My spouse loves duck and has been asking me to get some. But I realized that I don't know how to buy "good" duck. Going out and shooting my own is probably out of the question. The local farmers I buy most of my meat from don't raise ducks, and so it'll be the farmers' market or the supermarket. If I go to the farmers' market, what should I look for? What should a "good" duck have eaten? How bad are the ones I'm likely to find in the freezer case at the supermarket, and why are they bad (other than blandness)? Are there brands with large-ish distribution worth seeking out? How much of this would also apply to goose?
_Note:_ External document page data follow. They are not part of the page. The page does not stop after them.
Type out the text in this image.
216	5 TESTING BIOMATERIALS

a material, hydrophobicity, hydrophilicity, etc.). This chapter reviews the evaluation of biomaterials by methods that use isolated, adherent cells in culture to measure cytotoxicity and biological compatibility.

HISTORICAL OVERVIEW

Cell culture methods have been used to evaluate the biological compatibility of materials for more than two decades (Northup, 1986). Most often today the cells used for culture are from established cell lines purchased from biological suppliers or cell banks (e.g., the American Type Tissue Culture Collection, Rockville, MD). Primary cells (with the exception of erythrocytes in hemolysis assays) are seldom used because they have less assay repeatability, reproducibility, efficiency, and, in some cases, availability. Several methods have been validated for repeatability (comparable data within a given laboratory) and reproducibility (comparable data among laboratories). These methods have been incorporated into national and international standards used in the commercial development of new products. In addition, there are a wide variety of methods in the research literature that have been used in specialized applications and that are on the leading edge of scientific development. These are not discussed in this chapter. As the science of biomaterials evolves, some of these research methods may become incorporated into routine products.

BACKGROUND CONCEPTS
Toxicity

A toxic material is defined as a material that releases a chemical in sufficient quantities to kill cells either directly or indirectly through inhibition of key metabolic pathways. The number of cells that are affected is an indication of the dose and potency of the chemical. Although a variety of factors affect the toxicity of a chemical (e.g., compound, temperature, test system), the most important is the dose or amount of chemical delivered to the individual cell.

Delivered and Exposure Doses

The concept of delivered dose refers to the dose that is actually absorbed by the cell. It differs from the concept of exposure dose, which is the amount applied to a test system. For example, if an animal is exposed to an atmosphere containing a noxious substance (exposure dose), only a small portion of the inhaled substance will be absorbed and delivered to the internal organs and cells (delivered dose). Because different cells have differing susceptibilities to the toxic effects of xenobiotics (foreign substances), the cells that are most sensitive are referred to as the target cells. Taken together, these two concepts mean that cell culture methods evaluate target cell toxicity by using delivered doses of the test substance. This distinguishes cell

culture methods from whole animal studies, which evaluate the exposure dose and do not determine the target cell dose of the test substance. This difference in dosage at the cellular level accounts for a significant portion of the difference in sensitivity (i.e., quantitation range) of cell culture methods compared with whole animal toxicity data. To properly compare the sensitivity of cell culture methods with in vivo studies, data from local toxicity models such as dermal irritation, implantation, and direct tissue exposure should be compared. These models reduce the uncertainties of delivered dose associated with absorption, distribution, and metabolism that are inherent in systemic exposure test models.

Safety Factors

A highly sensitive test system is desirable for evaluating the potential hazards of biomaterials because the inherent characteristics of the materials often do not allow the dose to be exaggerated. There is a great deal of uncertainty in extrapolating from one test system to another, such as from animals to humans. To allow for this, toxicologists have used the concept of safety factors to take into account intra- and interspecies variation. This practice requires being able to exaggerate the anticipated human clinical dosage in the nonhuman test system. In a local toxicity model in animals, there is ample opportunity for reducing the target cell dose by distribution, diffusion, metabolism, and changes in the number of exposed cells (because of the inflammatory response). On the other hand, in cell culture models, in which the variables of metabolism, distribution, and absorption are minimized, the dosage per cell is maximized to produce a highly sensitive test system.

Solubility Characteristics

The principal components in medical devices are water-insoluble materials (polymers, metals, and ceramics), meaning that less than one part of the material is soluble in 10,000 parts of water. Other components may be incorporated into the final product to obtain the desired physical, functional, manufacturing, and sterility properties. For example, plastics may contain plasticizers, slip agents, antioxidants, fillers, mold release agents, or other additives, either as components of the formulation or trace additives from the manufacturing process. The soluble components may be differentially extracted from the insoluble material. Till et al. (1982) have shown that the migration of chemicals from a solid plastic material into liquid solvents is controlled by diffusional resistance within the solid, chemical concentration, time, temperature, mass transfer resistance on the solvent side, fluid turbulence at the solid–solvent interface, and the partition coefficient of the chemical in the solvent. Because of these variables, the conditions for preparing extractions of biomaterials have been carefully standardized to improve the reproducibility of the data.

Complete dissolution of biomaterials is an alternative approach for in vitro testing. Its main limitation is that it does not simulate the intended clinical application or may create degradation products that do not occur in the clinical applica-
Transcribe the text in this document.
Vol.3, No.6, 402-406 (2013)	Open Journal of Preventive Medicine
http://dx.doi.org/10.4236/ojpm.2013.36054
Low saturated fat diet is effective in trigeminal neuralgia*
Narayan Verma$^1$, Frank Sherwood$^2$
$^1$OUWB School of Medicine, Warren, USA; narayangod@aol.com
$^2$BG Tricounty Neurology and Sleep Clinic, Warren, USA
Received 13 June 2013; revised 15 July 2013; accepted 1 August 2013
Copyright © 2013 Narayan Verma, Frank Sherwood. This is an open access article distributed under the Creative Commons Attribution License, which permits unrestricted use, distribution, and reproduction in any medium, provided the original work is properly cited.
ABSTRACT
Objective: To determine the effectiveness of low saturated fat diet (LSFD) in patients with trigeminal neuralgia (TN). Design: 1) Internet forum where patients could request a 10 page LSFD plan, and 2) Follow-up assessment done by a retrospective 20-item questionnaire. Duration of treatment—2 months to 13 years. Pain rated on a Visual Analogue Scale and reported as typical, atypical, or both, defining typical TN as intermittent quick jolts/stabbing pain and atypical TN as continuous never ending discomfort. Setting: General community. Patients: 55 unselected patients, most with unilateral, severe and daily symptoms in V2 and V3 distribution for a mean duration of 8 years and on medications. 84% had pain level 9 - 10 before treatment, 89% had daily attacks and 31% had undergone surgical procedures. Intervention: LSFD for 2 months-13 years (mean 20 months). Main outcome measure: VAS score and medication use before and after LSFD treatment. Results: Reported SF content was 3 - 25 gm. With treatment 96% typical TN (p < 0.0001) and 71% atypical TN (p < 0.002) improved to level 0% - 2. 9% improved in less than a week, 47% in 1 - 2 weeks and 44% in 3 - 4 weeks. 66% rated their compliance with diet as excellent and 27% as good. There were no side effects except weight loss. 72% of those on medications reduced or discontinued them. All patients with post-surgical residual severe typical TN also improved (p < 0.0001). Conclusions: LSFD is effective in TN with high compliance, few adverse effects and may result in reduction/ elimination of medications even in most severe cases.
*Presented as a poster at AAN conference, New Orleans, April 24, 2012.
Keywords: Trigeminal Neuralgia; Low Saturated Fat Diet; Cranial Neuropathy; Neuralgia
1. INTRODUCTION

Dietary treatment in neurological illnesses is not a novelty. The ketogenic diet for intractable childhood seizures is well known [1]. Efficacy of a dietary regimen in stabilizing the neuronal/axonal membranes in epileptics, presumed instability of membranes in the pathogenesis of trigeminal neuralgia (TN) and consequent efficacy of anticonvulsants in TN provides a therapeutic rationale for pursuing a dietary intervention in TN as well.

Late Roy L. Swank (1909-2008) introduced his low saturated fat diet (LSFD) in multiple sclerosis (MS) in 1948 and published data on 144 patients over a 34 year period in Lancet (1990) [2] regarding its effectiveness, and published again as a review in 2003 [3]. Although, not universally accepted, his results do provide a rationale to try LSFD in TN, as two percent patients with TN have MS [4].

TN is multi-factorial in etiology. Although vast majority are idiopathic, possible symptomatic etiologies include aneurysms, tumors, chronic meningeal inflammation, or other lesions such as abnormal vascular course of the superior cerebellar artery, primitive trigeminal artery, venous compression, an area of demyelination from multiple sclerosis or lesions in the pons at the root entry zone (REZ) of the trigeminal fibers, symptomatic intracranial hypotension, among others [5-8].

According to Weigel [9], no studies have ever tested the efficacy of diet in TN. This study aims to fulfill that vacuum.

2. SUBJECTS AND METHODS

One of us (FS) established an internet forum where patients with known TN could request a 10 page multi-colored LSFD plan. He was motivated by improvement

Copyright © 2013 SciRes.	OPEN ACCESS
(And yes, I realize that certain corners of the paleosphere would probably advise avoiding duck altogether. For the sake of discussion, let us assume that it's a given that duck is on the menu.)
I would shop around at the farmer's market and on online directories like localharvest.org. The best duck will be pastured and fed non-soy/corn rations, but that is tough to find these days. Bartering with a hunter is another option.
I end up eating some duck fed corn/soy. I just don't make it my staple meat, but there is a real niche that's not being filled out there. If a farmer came to me telling me that they feed their pastured ducks a ration of non-gluten grains/fish meal, I would buy a ridiculous amount!
The most common choice for duck is a Pekin variety like Maple Leaf Farms. Yes, these ducks are raised on an industrial scale but the flavor is pretty good. You will also get a LOT of fat from these ducks which can be rendered down and used for preserving meats, using a cooking fat and for rubbing on your skin.
Farmers markets may sell a "wild" type of duck that is going to be quite a bit leaner. But the flavor of this duck will be much richer, complex and will remind you of wild meat--as it should.
Really, a piece of meaty duck cooked medium rare is a carnivorous delight. It is minerally, fleshy and juicy. I'd almost say it can be just as beefy as a steak but even more so if that makes any sense.
I prepared an instructional video on breaking down a duck if anyone is interested: http://thepleasanthouse.com/2009/09/14/getting-the-most-out-of-your-food-whole-animal-butchery-duck/
About once a month, I will go to a local Chinese BBQ place and buy a whole Peking duck. You've seen them before, they hang in the windows and they look like this:
Caveat: I assume this are factory-farmed and fed the typical cheap grain/soy whatever. So, you may not want to do this.